The long shadow of Euroscepticism in British politics is the product of an illusion, born of simplification and misrepresentation of history. It’s an illusion that can only be countered if we look objectively at the real history of economic and political cooperation across Europe in the wake of the First and Second World Wars (which occurred barely 21 years apart). Since 1945, Europe has benefited from a period of unprecedented peace – indeed, the longest period of peace for over 3,000 years – which is not attributable to NATO membership (helpful though this has been) but to Winston Churchill’s vision of uniting the economies of Europe and encouraging European nations to start working together on issues they cannot control on their own, such as climate change and outrageous tax avoidance by multinational companies.

The fundamental problem underlying the parlous situation in which our country stands today, two and a half years after the EU Referendum in 2016, is that the English Eurosceptics who drove the Leave Campaign were never told they’d have to produce a detailed, written prospectus for what they were proposing. In contrast, in advance of the Scottish Independence Referendum in 2014, the SNP produced a detailed, 670-page proposition outlining precisely what Scottish Independence would look like, associated potential benefits and predictable risks, and a method and timescale of implementation. Hence, Scots, including 16 and 17 year olds, had a crystal clear choice in 2014 between current UK membership (known in detail) and the SNP’s alternative, detailed Independence proposition.

In contrast, what choice did UK voters have in 2016: either Remain in the EU (on terms known in detail) or Leave the EU (on terms completely unknown). Indeed, even today, Eurosceptics in the Conservative Party, including our own MP, Sir John Hayes, cannot agree on what sort of Brexit they actually want, let alone how to achieve it. For example, there are advocates for: a “hard no-deal” (crashing out with no negotiated agreement and paying not a penny towards settling our existing legal obligations); a “managed no-deal”; a “clean Brexit”; “Canada +++”; “Norway +”; and several other variations. Incidentally, please be wary of any option that has a “+” attached to it, as all this means is that the basic deal would be bad for the UK but, somehow, miraculously, when English Exceptionalism is brought to bear, it will instantly become a fabulously exciting option for us.

Today, our country faces three options: (1) remain in the EU on the terms we currently enjoy (defined in detail); (2) leave the EU on the basis of Theresa May’s 504-page Withdrawal Agreement that significantly undermines our sovereignty and a 26-page Political Declaration that isn’t worth the paper on which it’s written (but is defined in detail); and (3) leave the EU on the basis of an exit proposition Eurosceptics have never yet expressed in writing.

So, what’s my proposed solution?

(1) Temporarily revoke Article 50, so we can start getting our act together as a nation.

(2) Tell Eurosceptics to develop a written, detailed proposition for whatever version of Brexit they may, eventually, agree and define.

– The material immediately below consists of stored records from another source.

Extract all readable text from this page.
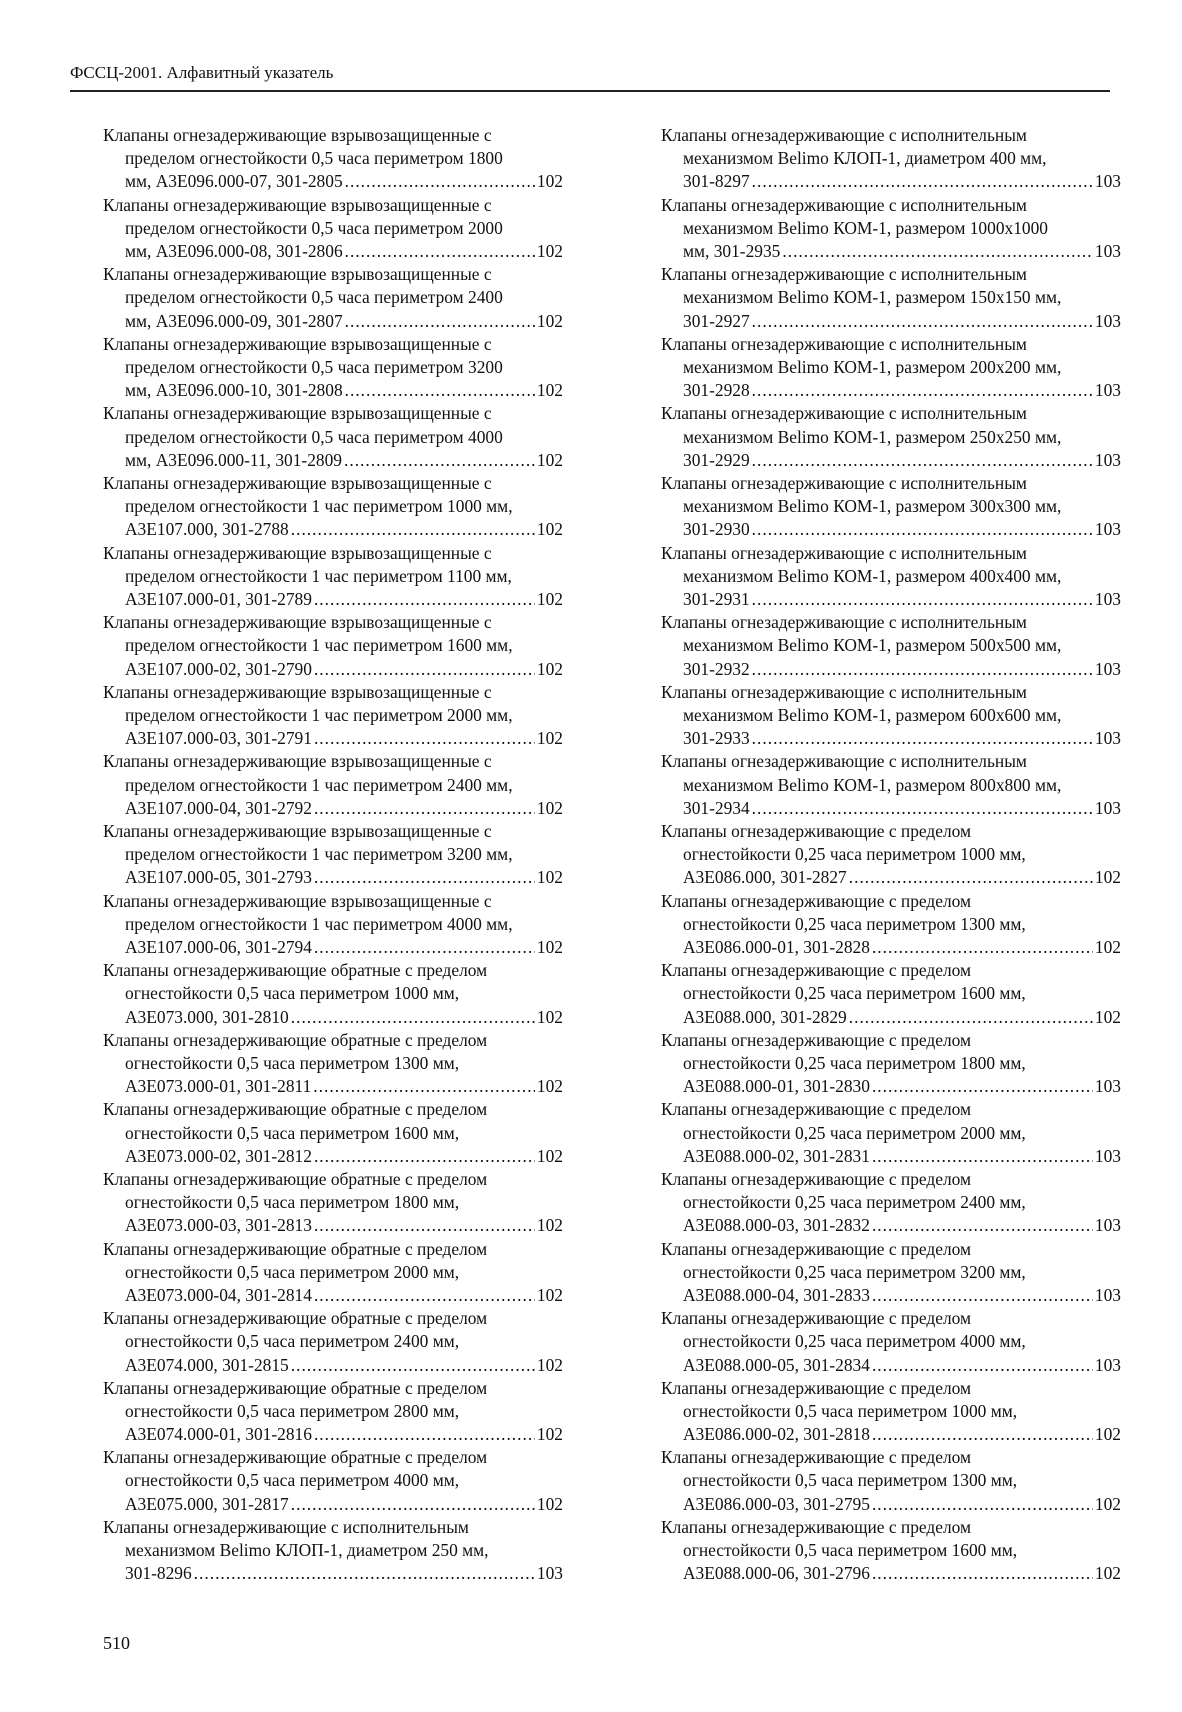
ФССЦ-2001. Алфавитный указатель
Клапаны огнезадерживающие взрывозащищенные с
пределом огнестойкости 0,5 часа периметром 1800
мм, А3Е096.000-07, 301-2805 .....	102
Клапаны огнезадерживающие взрывозащищенные с
пределом огнестойкости 0,5 часа периметром 2000
мм, А3Е096.000-08, 301-2806 .....	102
Клапаны огнезадерживающие взрывозащищенные с
пределом огнестойкости 0,5 часа периметром 2400
мм, А3Е096.000-09, 301-2807 .....	102
Клапаны огнезадерживающие взрывозащищенные с
пределом огнестойкости 0,5 часа периметром 3200
мм, А3Е096.000-10, 301-2808 .....	102
Клапаны огнезадерживающие взрывозащищенные с
пределом огнестойкости 0,5 часа периметром 4000
мм, А3Е096.000-11, 301-2809 .....	102
Клапаны огнезадерживающие взрывозащищенные с
пределом огнестойкости 1 час периметром 1000 мм,
А3Е107.000, 301-2788 .....	102
Клапаны огнезадерживающие взрывозащищенные с
пределом огнестойкости 1 час периметром 1100 мм,
А3Е107.000-01, 301-2789 .....	102
Клапаны огнезадерживающие взрывозащищенные с
пределом огнестойкости 1 час периметром 1600 мм,
А3Е107.000-02, 301-2790 .....	102
Клапаны огнезадерживающие взрывозащищенные с
пределом огнестойкости 1 час периметром 2000 мм,
А3Е107.000-03, 301-2791 .....	102
Клапаны огнезадерживающие взрывозащищенные с
пределом огнестойкости 1 час периметром 2400 мм,
А3Е107.000-04, 301-2792 .....	102
Клапаны огнезадерживающие взрывозащищенные с
пределом огнестойкости 1 час периметром 3200 мм,
А3Е107.000-05, 301-2793 .....	102
Клапаны огнезадерживающие взрывозащищенные с
пределом огнестойкости 1 час периметром 4000 мм,
А3Е107.000-06, 301-2794 .....	102
Клапаны огнезадерживающие обратные с пределом
огнестойкости 0,5 часа периметром 1000 мм,
А3Е073.000, 301-2810 .....	102
Клапаны огнезадерживающие обратные с пределом
огнестойкости 0,5 часа периметром 1300 мм,
А3Е073.000-01, 301-2811 .....	102
Клапаны огнезадерживающие обратные с пределом
огнестойкости 0,5 часа периметром 1600 мм,
А3Е073.000-02, 301-2812 .....	102
Клапаны огнезадерживающие обратные с пределом
огнестойкости 0,5 часа периметром 1800 мм,
А3Е073.000-03, 301-2813 .....	102
Клапаны огнезадерживающие обратные с пределом
огнестойкости 0,5 часа периметром 2000 мм,
А3Е073.000-04, 301-2814 .....	102
Клапаны огнезадерживающие обратные с пределом
огнестойкости 0,5 часа периметром 2400 мм,
А3Е074.000, 301-2815 .....	102
Клапаны огнезадерживающие обратные с пределом
огнестойкости 0,5 часа периметром 2800 мм,
А3Е074.000-01, 301-2816 .....	102
Клапаны огнезадерживающие обратные с пределом
огнестойкости 0,5 часа периметром 4000 мм,
А3Е075.000, 301-2817 .....	102
Клапаны огнезадерживающие с исполнительным
механизмом Belimo КЛОП-1, диаметром 250 мм,
301-8296 .....	103
Клапаны огнезадерживающие с исполнительным
механизмом Belimo КЛОП-1, диаметром 400 мм,
301-8297 .....	103
Клапаны огнезадерживающие с исполнительным
механизмом Belimo КОМ-1, размером 1000х1000
мм, 301-2935 .....	103
Клапаны огнезадерживающие с исполнительным
механизмом Belimo КОМ-1, размером 150х150 мм,
301-2927 .....	103
Клапаны огнезадерживающие с исполнительным
механизмом Belimo КОМ-1, размером 200х200 мм,
301-2928 .....	103
Клапаны огнезадерживающие с исполнительным
механизмом Belimo КОМ-1, размером 250х250 мм,
301-2929 .....	103
Клапаны огнезадерживающие с исполнительным
механизмом Belimo КОМ-1, размером 300х300 мм,
301-2930 .....	103
Клапаны огнезадерживающие с исполнительным
механизмом Belimo КОМ-1, размером 400х400 мм,
301-2931 .....	103
Клапаны огнезадерживающие с исполнительным
механизмом Belimo КОМ-1, размером 500х500 мм,
301-2932 .....	103
Клапаны огнезадерживающие с исполнительным
механизмом Belimo КОМ-1, размером 600х600 мм,
301-2933 .....	103
Клапаны огнезадерживающие с исполнительным
механизмом Belimo КОМ-1, размером 800х800 мм,
301-2934 .....	103
Клапаны огнезадерживающие с пределом
огнестойкости 0,25 часа периметром 1000 мм,
А3Е086.000, 301-2827 .....	102
Клапаны огнезадерживающие с пределом
огнестойкости 0,25 часа периметром 1300 мм,
А3Е086.000-01, 301-2828 .....	102
Клапаны огнезадерживающие с пределом
огнестойкости 0,25 часа периметром 1600 мм,
А3Е088.000, 301-2829 .....	102
Клапаны огнезадерживающие с пределом
огнестойкости 0,25 часа периметром 1800 мм,
А3Е088.000-01, 301-2830 .....	103
Клапаны огнезадерживающие с пределом
огнестойкости 0,25 часа периметром 2000 мм,
А3Е088.000-02, 301-2831 .....	103
Клапаны огнезадерживающие с пределом
огнестойкости 0,25 часа периметром 2400 мм,
А3Е088.000-03, 301-2832 .....	103
Клапаны огнезадерживающие с пределом
огнестойкости 0,25 часа периметром 3200 мм,
А3Е088.000-04, 301-2833 .....	103
Клапаны огнезадерживающие с пределом
огнестойкости 0,25 часа периметром 4000 мм,
А3Е088.000-05, 301-2834 .....	103
Клапаны огнезадерживающие с пределом
огнестойкости 0,5 часа периметром 1000 мм,
А3Е086.000-02, 301-2818 .....	102
Клапаны огнезадерживающие с пределом
огнестойкости 0,5 часа периметром 1300 мм,
А3Е086.000-03, 301-2795 .....	102
Клапаны огнезадерживающие с пределом
огнестойкости 0,5 часа периметром 1600 мм,
А3Е088.000-06, 301-2796 .....	102
510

(3) If and when the Eurosceptics produce a detailed proposition, hold another Referendum to give voters an explicit choice between three, detailed propositions: remain in the UK on the terms we currently have; leave on the basis of Theresa May’s unenforceable Political Declaration; or leave on the basis of whatever terms eventually defined by the Eurosceptics.

Meanwhile, we can press ahead with building a fairer, more just, more equitable society in the UK and dragging our country back from being the 6th to the 5th largest economy in world, which is where we used to be prior to the EU Referendum, when we were the fastest growing G7 economy, not the slowest.

We live in a great country and can definitely make Britain great again, but only by calling the bluff of the Eurosceptics. We must tell them to define, in writing, what they actually mean by Brexit, so we can then we can vote on their proposition.